Так думают все ветераны. И все-таки подавляющее большинство из них не исполнили этой, казалось бы, железной внутренней установки, твердя в горькое свое утешение: «Обстоятельства сильнее нас…»

Но я собрался. Я еду, радуясь и гордясь собственной решительностью и, конечно, волнуясь.

Я ехал на свидание с Зерновушкой, скромной и неказистой яблонькой-дичком, притулившейся на склоне одной безвестной балочки, каких в приволжских степях превеликое множество. Как глубокие морщины, избороздили они лик этой древней, много повидавшей, много пережившей и успевшей о многом подумать земли. Разумеется, такой образ мог прийти лишь теперь, когда я спокойно сижу в купе комфортабельного вагона и могу без помех размышлять, фантазировать.

В ту пору нам было не до фантазий. Немцы прижали нас к самой Волге и не оставляли решительно никаких сомнений относительно конечной своей цели. Каждая листовка – а они сыпались с неба белыми снежными хлопьями, – хоть и безграмотными, но весьма многозначительными обещаниями говорила: «Рус, завтра – буль, буль!» Все, стало быть, ясно и понятно.
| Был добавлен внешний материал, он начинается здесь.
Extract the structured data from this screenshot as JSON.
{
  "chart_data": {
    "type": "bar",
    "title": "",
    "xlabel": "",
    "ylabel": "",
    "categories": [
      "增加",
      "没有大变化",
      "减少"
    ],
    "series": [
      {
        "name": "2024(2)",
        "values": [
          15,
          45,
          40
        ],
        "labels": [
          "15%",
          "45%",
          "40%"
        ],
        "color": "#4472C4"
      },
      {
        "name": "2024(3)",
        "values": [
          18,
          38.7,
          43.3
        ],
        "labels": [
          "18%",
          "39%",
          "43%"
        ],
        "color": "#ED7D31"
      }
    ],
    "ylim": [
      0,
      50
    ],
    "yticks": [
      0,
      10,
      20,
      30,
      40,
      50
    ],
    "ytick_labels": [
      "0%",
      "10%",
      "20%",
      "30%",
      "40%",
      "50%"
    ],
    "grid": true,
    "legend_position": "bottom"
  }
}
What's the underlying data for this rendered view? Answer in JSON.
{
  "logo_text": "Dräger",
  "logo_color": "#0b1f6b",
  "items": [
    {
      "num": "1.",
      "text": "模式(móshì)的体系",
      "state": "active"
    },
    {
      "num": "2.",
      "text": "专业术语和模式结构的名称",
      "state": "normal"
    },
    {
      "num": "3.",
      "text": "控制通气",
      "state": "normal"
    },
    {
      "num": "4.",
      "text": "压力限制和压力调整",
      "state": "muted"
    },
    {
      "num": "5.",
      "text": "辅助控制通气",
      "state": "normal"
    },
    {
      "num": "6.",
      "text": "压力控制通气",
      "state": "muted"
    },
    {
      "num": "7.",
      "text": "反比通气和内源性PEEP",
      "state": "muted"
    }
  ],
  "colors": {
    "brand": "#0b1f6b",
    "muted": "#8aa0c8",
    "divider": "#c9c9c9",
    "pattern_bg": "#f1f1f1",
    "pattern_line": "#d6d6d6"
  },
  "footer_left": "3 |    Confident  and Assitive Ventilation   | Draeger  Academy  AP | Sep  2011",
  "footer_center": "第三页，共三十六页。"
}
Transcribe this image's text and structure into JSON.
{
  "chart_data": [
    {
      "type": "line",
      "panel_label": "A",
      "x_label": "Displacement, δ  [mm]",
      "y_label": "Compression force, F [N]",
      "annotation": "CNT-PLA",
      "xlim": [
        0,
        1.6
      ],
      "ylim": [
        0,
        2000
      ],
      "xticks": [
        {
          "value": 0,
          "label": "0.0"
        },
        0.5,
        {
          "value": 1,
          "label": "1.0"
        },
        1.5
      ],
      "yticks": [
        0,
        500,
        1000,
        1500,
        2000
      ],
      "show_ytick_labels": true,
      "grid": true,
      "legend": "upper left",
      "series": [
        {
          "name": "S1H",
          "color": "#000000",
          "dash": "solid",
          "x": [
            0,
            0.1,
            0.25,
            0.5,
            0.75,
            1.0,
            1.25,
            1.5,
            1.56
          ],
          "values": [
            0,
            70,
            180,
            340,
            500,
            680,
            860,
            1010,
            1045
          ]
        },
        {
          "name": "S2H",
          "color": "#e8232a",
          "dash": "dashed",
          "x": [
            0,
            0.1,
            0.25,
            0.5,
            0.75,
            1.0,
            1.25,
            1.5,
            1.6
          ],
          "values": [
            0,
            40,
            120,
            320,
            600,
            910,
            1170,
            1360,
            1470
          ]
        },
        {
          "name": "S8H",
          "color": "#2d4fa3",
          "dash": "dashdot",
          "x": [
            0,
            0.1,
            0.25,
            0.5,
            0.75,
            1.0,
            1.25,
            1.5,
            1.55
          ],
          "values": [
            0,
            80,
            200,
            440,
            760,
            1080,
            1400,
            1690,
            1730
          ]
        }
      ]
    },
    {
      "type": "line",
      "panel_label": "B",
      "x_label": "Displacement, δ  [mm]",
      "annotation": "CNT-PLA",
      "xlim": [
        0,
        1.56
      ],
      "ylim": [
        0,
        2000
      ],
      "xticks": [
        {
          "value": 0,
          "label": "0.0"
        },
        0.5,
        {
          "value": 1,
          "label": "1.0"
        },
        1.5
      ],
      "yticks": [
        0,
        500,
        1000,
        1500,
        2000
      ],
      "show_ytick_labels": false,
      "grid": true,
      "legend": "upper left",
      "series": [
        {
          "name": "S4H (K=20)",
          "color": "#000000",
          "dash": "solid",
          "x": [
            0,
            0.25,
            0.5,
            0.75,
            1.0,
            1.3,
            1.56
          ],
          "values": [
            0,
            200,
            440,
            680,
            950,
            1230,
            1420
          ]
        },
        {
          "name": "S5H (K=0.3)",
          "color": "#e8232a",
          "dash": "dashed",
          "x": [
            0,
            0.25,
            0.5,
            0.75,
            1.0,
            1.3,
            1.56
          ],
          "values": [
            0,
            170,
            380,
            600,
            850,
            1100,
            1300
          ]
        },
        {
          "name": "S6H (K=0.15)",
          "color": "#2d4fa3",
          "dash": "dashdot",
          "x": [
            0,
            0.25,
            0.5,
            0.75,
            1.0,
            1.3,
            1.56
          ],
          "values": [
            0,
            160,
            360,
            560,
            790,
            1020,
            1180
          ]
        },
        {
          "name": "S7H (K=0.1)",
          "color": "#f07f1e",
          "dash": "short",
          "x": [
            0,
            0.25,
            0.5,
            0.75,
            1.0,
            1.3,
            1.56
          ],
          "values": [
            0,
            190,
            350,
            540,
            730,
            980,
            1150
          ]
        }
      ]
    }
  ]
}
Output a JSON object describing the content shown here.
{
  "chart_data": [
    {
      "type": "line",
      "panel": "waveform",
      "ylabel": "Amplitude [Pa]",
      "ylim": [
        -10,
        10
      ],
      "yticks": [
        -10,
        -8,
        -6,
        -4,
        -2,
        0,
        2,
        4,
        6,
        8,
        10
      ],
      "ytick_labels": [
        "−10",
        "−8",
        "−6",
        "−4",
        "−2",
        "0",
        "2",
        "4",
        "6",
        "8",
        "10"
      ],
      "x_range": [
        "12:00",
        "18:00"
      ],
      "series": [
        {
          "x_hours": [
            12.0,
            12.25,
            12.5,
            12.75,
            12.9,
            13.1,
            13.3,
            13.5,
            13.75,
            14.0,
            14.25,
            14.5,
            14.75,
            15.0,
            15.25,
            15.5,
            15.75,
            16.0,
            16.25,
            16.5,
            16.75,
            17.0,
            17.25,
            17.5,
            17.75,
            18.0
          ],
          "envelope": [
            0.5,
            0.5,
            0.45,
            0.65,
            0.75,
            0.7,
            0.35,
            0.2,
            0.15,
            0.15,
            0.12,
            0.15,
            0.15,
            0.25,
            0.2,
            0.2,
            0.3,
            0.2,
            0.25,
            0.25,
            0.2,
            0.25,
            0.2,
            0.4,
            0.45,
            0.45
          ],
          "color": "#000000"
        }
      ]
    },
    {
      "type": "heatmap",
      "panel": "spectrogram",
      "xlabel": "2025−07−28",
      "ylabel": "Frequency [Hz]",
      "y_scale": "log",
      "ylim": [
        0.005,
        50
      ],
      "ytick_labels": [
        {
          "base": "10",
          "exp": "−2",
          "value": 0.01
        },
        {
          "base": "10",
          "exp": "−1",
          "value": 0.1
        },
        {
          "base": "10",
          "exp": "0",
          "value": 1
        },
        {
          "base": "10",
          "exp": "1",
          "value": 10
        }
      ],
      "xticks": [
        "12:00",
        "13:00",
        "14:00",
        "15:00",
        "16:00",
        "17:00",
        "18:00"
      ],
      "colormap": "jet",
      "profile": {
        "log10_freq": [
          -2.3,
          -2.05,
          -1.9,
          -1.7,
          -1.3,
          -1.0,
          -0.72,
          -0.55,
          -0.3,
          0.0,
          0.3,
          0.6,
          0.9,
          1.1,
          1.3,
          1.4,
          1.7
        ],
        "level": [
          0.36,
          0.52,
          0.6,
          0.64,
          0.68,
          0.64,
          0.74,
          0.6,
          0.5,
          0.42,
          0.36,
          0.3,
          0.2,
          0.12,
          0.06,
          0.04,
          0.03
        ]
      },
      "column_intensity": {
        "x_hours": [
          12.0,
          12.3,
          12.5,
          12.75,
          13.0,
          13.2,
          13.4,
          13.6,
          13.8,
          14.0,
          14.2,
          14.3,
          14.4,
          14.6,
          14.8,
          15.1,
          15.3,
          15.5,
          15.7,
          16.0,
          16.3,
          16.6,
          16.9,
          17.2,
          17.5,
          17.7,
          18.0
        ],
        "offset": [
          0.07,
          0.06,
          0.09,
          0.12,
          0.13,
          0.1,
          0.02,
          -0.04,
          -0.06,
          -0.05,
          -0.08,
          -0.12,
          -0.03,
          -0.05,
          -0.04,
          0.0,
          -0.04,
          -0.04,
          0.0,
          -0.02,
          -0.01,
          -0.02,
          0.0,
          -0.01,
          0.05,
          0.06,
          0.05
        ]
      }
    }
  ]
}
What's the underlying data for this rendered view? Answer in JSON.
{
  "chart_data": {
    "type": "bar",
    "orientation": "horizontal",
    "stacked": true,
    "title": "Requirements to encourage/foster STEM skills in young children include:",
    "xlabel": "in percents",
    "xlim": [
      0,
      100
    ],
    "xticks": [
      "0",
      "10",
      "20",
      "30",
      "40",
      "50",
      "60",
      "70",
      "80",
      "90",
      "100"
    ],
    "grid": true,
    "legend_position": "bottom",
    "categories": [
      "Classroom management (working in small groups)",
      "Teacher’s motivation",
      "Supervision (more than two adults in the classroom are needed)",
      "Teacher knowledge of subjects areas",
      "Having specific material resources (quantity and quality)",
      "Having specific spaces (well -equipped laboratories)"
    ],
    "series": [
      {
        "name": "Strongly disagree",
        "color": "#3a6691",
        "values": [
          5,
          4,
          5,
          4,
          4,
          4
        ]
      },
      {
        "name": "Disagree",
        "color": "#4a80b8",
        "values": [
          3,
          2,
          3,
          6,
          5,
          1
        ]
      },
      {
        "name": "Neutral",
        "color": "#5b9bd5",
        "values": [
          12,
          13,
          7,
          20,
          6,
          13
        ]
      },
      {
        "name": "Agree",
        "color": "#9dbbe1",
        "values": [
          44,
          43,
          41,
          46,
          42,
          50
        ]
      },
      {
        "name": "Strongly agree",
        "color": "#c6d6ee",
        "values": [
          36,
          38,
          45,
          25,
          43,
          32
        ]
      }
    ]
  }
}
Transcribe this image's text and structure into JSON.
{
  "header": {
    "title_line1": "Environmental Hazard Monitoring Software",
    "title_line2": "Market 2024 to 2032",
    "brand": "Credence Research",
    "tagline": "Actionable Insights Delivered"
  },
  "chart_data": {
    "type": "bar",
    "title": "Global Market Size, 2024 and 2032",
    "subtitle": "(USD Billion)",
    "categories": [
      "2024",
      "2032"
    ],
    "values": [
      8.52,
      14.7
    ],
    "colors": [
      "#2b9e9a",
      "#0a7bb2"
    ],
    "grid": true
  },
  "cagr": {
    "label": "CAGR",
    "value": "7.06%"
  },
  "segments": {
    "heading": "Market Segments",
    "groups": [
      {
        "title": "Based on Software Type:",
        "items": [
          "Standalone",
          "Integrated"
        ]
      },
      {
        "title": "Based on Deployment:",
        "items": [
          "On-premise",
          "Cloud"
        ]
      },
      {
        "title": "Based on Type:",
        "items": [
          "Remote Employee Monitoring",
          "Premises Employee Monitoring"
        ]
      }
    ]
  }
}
Непонятным было лишь одно: почему мы, три старших лейтенанта, избрали для своего совместного блиндажа ту безвестную балочку, которая была перпендикулярна линии переднего края и простреливалась противником насквозь? Не привлекла ли нас яблонька, устлавшая к тому времени горькую землю великим числом таких же горьких, зеленых, усыпанных золотистыми веснушками плодов? Утолив ими одновременно и жажду и голод, мы – не в знак ли благодарности? – вырыли за яблоней небольшую квадратной формы яму, сделали перекрытие, назвали эту погребушку блиндажом и стали в нем жить.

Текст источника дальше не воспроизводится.